I love to sing. I especially love to sing songs of praise and worship. One of my favourite songs is Chris Tomlin's version of the classic 'Amazing Grace.' I especially love the chorus, which I feel sums up my life since choosing Jesus ..."My chains are gone, I've been set free; 
                                    My God, My Saviour has ransomed me. 
                                    And like a flood His Mercy Reigns;
                                    Unending Love...Amazing Grace!"
This song has the ability to get this well built girl on her knees in tears. Tears of letting go of regrets, tears of humbling myself to the goodness of something far better than I can ever be, tears of gratitude to the One who knows me...really really knows me and yet chooses me and loves me unconditionally day in, day out.
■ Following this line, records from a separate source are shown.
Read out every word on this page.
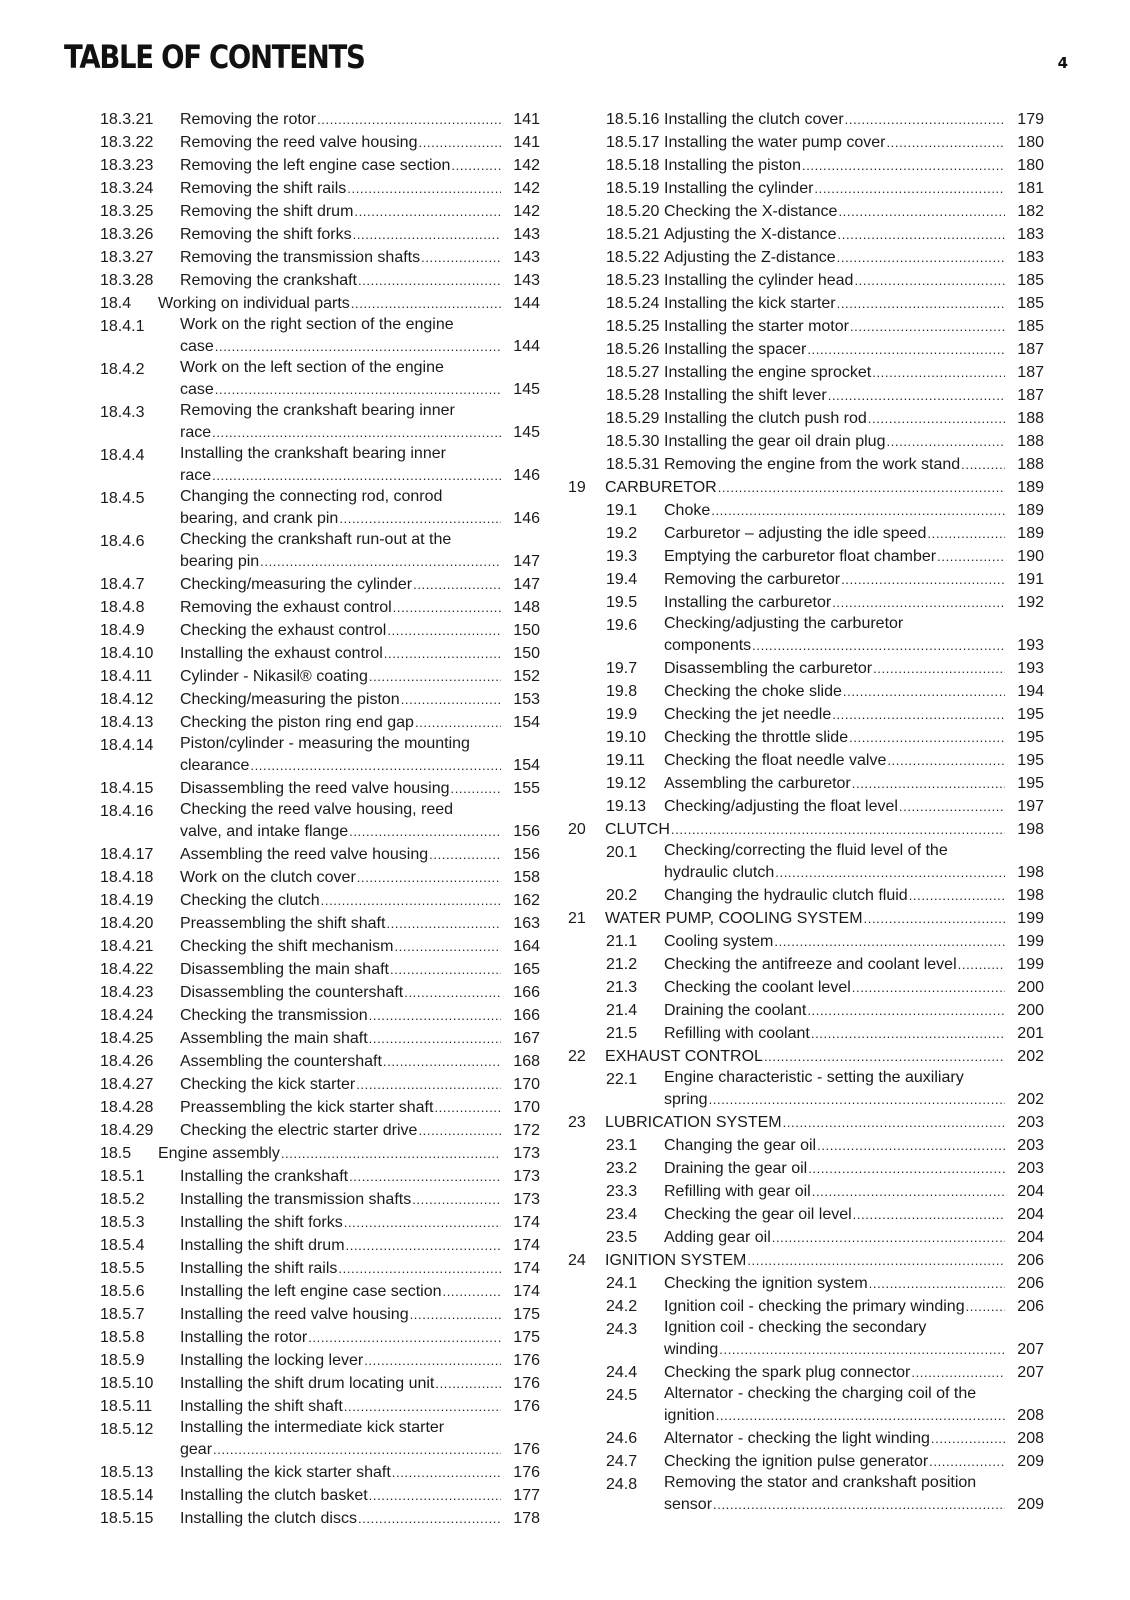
TABLE OF CONTENTS	4
18.3.21	Removing the rotor .....	141
18.3.22	Removing the reed valve housing .....	141
18.3.23	Removing the left engine case section .....	142
18.3.24	Removing the shift rails .....	142
18.3.25	Removing the shift drum .....	142
18.3.26	Removing the shift forks .....	143
18.3.27	Removing the transmission shafts .....	143
18.3.28	Removing the crankshaft .....	143
18.4	Working on individual parts .....	144
18.4.1	Work on the right section of the engine
case .....	144
18.4.2	Work on the left section of the engine
case .....	145
18.4.3	Removing the crankshaft bearing inner
race .....	145
18.4.4	Installing the crankshaft bearing inner
race .....	146
18.4.5	Changing the connecting rod, conrod
bearing, and crank pin .....	146
18.4.6	Checking the crankshaft run-out at the
bearing pin .....	147
18.4.7	Checking/measuring the cylinder .....	147
18.4.8	Removing the exhaust control .....	148
18.4.9	Checking the exhaust control .....	150
18.4.10	Installing the exhaust control .....	150
18.4.11	Cylinder - Nikasil® coating .....	152
18.4.12	Checking/measuring the piston .....	153
18.4.13	Checking the piston ring end gap .....	154
18.4.14	Piston/cylinder - measuring the mounting
clearance .....	154
18.4.15	Disassembling the reed valve housing .....	155
18.4.16	Checking the reed valve housing, reed
valve, and intake flange .....	156
18.4.17	Assembling the reed valve housing .....	156
18.4.18	Work on the clutch cover .....	158
18.4.19	Checking the clutch .....	162
18.4.20	Preassembling the shift shaft .....	163
18.4.21	Checking the shift mechanism .....	164
18.4.22	Disassembling the main shaft .....	165
18.4.23	Disassembling the countershaft .....	166
18.4.24	Checking the transmission .....	166
18.4.25	Assembling the main shaft .....	167
18.4.26	Assembling the countershaft .....	168
18.4.27	Checking the kick starter .....	170
18.4.28	Preassembling the kick starter shaft .....	170
18.4.29	Checking the electric starter drive .....	172
18.5	Engine assembly .....	173
18.5.1	Installing the crankshaft .....	173
18.5.2	Installing the transmission shafts .....	173
18.5.3	Installing the shift forks .....	174
18.5.4	Installing the shift drum .....	174
18.5.5	Installing the shift rails .....	174
18.5.6	Installing the left engine case section .....	174
18.5.7	Installing the reed valve housing .....	175
18.5.8	Installing the rotor .....	175
18.5.9	Installing the locking lever .....	176
18.5.10	Installing the shift drum locating unit .....	176
18.5.11	Installing the shift shaft .....	176
18.5.12	Installing the intermediate kick starter
gear .....	176
18.5.13	Installing the kick starter shaft .....	176
18.5.14	Installing the clutch basket .....	177
18.5.15	Installing the clutch discs .....	178
18.5.16 Installing the clutch cover .....	179
18.5.17 Installing the water pump cover .....	180
18.5.18 Installing the piston .....	180
18.5.19 Installing the cylinder .....	181
18.5.20 Checking the X-distance .....	182
18.5.21 Adjusting the X-distance .....	183
18.5.22 Adjusting the Z-distance .....	183
18.5.23 Installing the cylinder head .....	185
18.5.24 Installing the kick starter .....	185
18.5.25 Installing the starter motor .....	185
18.5.26 Installing the spacer .....	187
18.5.27 Installing the engine sprocket .....	187
18.5.28 Installing the shift lever .....	187
18.5.29 Installing the clutch push rod .....	188
18.5.30 Installing the gear oil drain plug .....	188
18.5.31 Removing the engine from the work stand .....	188
19	CARBURETOR .....	189
19.1	Choke .....	189
19.2	Carburetor – adjusting the idle speed .....	189
19.3	Emptying the carburetor float chamber .....	190
19.4	Removing the carburetor .....	191
19.5	Installing the carburetor .....	192
19.6	Checking/adjusting the carburetor
components .....	193
19.7	Disassembling the carburetor .....	193
19.8	Checking the choke slide .....	194
19.9	Checking the jet needle .....	195
19.10	Checking the throttle slide .....	195
19.11	Checking the float needle valve .....	195
19.12	Assembling the carburetor .....	195
19.13	Checking/adjusting the float level .....	197
20	CLUTCH .....	198
20.1	Checking/correcting the fluid level of the
hydraulic clutch .....	198
20.2	Changing the hydraulic clutch fluid .....	198
21	WATER PUMP, COOLING SYSTEM .....	199
21.1	Cooling system .....	199
21.2	Checking the antifreeze and coolant level .....	199
21.3	Checking the coolant level .....	200
21.4	Draining the coolant .....	200
21.5	Refilling with coolant .....	201
22	EXHAUST CONTROL .....	202
22.1	Engine characteristic - setting the auxiliary
spring .....	202
23	LUBRICATION SYSTEM .....	203
23.1	Changing the gear oil .....	203
23.2	Draining the gear oil .....	203
23.3	Refilling with gear oil .....	204
23.4	Checking the gear oil level .....	204
23.5	Adding gear oil .....	204
24	IGNITION SYSTEM .....	206
24.1	Checking the ignition system .....	206
24.2	Ignition coil - checking the primary winding .....	206
24.3	Ignition coil - checking the secondary
winding .....	207
24.4	Checking the spark plug connector .....	207
24.5	Alternator - checking the charging coil of the
ignition .....	208
24.6	Alternator - checking the light winding .....	208
24.7	Checking the ignition pulse generator .....	209
24.8	Removing the stator and crankshaft position
sensor .....	209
His unconditional love, His promises to take us from where we were...to where we are....to where we are going, His comfort in times of turmoil, His provision from the unlikeliest source, His miraculous - life changing ways, His Forgiveness - over and over again, His Patience, His son - His Jesus....My Jesus.....Your Jesus? Mocked, tortured, spat on, deserted, crucified - that right there....that my friends is GRACE! 
Who are we to think that we deserve anything from this life?
Who are we to demand what we think we should have?
Who are we to ignore what one man did all those years ago so that we could live in a freedom that the world doesn't offer?
I don't have all the answers, I don't write to make anyone feel uncomfortable, but I know what GRACE looks like in this life. This life that I abused in my teenage years. This life that has been radically transformed and continues to soar into a plan so perfect it makes me gasp to catch my breathe when I really think about it.

I pray you would know what GRACE looks like in your life today, that you would gain a fresh understanding of the love that is being poured over you from a place no human can ever match. It's incredible...and it's free for each one of us.."My chains are gone, I've been set free;
                                                                     My God, My Saviour has ransomed me.
                                                                     And like a flood, His Mercy Reigns;
                                                                     Unending Love...Amazing Grace!"